Koch, H., Raabe, M., Urlaub, H., Bindereif, A., & Preußer, C. (2016). The polyadenylation complex of Trypanosoma brucei: Characterization of the functional poly(A) polymerase. RNA Biology, 13(2), 221-231. doi:10.1080/15476286.2015.1130208.


Cite as: https://hdl.handle.net/11858/00-001M-0000-002A-1A49-A
Abstract
The generation of mature mRNA in the protozoan parasite Trypanosoma brucei requires coupled polyadenylation and trans splicing. In contrast to other eukaryotes, we still know very little on components, mechanisms, and dynamics of the 3′ end-processing machinery in trypanosomes.
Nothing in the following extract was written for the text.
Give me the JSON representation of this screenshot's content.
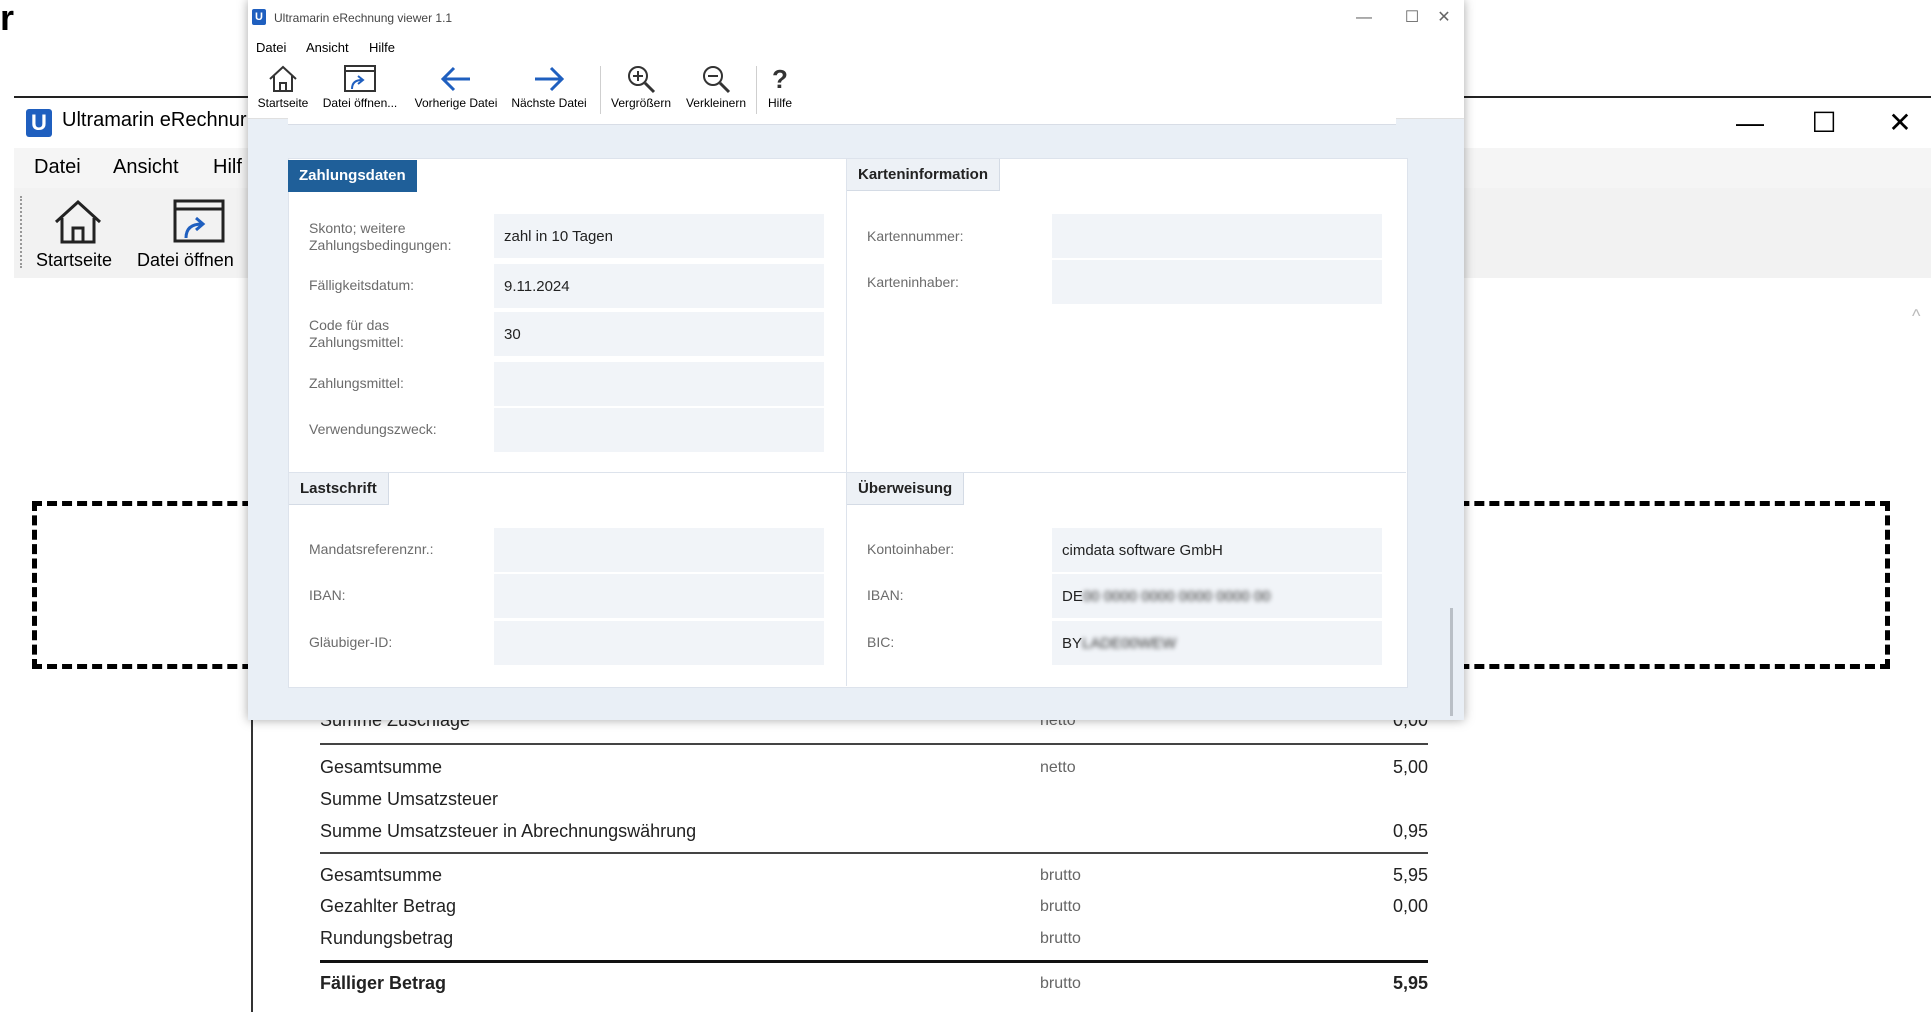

To characterize the catalytic core of the polyadenylation complex in T. brucei, we first identified the poly(A) polymerase [Tb927.7.3780] as the major functional, nuclear-localized enzyme in trypanosomes. In contrast, another poly(A) polymerase, encoded by an intron-containing gene [Tb927.3.3160], localizes mainly in the cytoplasm and appears not to be functional in general 3′ end processing of mRNAs. Based on tandem-affinity purification with tagged CPSF160 and mass spectrometry, we identified ten associated components of the trypanosome polyadenylation complex, including homologues to all four CPSF subunits, Fip1, CstF50/64, and Symplekin, as well as two hypothetical proteins. RNAi-mediated knockdown revealed that most of these factors are essential for growth and required for both in vivo polyadenylation and trans splicing, arguing for a general coupling of these two mRNA-processing reactions.